Social media was first known as Web 2.0. Whereas the original Web connected us directly to corporations (recall the “No intermediaries!” rallying cry of 2000), the second generation would directly connect people to people. And it did.

And by doing do, we ate the apple.

At least corporations had to maintain a veneer of civility to keep customers attracted, and so living under Web 1.0 we all got along pretty well with one another. Other than the justified snarking that the Wild West of the Internet had been corporatized by intrusive advertising, how angry can you get in having pet food delivered free to your front door?

With Web 2.0, we are in a new micro-era in which even government is woke enough to worry about the impact of social media -- not only in how damaging the impact could be to the populace, but how it might keep politicians and hangers-on from getting into government and staying in power.

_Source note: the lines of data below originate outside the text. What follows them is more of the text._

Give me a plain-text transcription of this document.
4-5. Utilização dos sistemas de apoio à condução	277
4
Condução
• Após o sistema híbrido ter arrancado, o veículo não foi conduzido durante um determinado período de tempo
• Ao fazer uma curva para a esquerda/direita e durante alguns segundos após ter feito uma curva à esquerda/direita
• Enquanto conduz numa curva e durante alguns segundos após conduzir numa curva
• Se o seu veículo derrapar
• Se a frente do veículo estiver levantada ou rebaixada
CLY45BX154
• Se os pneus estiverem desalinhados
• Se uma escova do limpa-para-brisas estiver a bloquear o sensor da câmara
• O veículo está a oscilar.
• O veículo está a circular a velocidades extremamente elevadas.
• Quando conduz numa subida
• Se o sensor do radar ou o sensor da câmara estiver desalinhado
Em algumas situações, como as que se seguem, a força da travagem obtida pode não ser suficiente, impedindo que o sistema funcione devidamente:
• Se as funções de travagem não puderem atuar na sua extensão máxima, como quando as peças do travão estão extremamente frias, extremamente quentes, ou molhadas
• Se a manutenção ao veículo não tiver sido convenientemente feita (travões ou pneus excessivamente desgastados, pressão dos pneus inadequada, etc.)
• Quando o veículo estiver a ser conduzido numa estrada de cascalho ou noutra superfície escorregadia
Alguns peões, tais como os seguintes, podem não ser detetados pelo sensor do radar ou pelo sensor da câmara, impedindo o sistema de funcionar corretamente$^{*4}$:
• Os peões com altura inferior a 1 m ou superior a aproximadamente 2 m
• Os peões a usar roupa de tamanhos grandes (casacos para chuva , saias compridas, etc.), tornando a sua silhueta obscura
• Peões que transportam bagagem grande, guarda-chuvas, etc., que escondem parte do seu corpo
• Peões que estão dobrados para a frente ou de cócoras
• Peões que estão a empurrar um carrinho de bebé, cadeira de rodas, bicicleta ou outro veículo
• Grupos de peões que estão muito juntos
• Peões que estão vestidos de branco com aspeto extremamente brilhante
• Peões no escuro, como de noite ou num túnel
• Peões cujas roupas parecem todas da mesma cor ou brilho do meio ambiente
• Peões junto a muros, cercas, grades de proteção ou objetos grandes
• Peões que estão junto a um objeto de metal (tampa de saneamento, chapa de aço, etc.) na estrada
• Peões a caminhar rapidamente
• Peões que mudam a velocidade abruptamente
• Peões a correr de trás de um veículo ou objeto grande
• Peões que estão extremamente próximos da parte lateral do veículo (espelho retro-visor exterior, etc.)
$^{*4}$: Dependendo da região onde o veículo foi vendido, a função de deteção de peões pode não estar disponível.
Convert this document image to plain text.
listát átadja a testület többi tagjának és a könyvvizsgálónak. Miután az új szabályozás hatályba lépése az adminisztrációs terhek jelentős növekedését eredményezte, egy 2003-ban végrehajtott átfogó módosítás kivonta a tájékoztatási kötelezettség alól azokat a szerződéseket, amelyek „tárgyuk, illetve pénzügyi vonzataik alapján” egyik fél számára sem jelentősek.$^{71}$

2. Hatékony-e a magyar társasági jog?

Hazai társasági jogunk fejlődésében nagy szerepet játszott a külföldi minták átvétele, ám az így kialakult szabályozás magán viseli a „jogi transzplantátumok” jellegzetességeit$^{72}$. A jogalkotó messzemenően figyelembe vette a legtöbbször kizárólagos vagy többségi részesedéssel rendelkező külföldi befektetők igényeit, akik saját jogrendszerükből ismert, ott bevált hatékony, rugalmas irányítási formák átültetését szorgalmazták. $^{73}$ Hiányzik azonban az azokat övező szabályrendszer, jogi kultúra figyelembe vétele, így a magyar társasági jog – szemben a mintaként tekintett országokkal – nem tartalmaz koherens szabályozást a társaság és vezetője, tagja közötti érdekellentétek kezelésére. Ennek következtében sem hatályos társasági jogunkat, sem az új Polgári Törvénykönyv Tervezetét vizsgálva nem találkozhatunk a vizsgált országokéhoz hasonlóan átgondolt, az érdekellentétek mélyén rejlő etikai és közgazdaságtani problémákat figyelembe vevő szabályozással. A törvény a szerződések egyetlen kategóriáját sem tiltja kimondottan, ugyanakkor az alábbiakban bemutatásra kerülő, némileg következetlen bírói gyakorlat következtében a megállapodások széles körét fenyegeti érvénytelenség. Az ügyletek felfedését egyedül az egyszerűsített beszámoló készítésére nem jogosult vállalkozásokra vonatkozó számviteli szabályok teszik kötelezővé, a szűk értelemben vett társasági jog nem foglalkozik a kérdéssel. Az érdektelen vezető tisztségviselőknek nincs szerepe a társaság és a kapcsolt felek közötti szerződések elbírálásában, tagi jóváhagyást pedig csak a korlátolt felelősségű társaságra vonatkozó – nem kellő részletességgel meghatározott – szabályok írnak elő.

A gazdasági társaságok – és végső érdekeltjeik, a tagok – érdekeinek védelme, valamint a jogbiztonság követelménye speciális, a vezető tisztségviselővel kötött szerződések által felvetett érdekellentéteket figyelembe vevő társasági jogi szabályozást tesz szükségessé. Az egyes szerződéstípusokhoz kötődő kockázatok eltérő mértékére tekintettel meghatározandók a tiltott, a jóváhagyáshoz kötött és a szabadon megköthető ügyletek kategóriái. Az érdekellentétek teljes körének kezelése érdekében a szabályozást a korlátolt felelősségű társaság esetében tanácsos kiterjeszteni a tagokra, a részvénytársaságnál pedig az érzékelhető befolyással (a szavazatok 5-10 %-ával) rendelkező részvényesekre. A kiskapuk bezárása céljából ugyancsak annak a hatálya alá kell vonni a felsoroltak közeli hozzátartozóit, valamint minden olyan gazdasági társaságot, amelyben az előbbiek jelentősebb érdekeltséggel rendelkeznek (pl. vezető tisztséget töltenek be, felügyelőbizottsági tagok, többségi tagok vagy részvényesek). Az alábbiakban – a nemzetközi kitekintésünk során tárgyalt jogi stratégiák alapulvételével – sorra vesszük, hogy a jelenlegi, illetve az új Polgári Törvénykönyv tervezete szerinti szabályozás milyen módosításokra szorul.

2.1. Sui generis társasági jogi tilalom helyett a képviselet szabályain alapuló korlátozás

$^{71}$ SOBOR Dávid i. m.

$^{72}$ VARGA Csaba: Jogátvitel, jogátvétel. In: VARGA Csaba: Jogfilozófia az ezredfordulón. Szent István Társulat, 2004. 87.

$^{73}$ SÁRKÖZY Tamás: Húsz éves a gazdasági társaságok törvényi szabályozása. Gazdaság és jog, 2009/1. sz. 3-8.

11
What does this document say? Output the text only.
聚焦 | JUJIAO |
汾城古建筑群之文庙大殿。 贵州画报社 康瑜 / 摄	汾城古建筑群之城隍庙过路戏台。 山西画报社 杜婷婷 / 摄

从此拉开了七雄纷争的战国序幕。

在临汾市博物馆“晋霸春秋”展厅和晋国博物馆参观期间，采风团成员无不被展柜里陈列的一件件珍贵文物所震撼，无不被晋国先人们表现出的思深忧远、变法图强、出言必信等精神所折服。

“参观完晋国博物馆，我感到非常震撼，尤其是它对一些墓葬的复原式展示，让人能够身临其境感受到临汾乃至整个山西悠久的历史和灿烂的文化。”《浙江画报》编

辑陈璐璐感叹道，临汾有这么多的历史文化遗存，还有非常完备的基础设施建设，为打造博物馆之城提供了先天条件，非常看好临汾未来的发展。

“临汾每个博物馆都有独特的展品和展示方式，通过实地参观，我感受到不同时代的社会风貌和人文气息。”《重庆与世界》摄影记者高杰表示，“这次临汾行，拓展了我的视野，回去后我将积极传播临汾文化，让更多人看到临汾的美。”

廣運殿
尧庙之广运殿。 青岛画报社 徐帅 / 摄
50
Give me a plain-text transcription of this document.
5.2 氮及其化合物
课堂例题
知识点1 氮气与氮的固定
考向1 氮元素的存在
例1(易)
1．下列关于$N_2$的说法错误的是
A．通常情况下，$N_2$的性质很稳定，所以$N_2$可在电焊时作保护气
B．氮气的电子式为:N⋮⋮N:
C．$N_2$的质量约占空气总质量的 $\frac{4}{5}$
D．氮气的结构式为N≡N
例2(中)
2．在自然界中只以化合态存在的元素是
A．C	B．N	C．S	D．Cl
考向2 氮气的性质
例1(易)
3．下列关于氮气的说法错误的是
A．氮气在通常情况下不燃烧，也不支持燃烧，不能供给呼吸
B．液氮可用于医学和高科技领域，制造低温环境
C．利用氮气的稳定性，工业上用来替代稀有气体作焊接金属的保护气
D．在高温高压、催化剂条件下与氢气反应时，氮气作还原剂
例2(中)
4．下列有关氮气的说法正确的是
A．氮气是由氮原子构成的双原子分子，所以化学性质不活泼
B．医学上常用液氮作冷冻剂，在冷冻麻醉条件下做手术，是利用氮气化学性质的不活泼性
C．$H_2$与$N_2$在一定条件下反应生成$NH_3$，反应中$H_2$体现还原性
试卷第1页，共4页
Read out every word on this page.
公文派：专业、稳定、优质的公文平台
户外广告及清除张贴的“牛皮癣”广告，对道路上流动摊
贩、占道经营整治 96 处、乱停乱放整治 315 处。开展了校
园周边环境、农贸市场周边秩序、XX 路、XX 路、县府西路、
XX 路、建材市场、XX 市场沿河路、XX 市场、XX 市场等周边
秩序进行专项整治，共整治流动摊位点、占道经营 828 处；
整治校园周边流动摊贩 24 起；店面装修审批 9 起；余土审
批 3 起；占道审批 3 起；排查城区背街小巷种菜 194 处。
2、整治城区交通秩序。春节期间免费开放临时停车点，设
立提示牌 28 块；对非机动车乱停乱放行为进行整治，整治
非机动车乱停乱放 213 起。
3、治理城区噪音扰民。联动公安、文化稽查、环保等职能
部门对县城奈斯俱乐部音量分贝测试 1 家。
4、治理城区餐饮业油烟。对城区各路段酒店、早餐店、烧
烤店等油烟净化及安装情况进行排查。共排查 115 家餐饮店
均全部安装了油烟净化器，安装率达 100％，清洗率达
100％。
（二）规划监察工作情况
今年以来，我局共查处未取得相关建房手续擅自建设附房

Now that we’ve had Web 2.0 under our belts for enough years, the questions of interest become:

  • How do people become addicted to a social media outlet?
  • What causes them to leave an addictive service,?

That we assume social media is addictive is now a given, supported by papers in the last year revealing the extent to which the facebooks of the world go to lure users psychologically into visiting repeatedly. To those who run social media sites, there is no virtue higher than finding newer and more insidious ways of locking users in their dungeons. (I feel that ‘dungeon’ is a better term than the less-innocuous-sounding ‘walled garden’; dungeons are indoors, gardens outdoors.)

People need to be addicted to return frequently during the day, instead of just occasionally, so that they are confronted by as many advertisements as possible, the lifeblood of the Internet.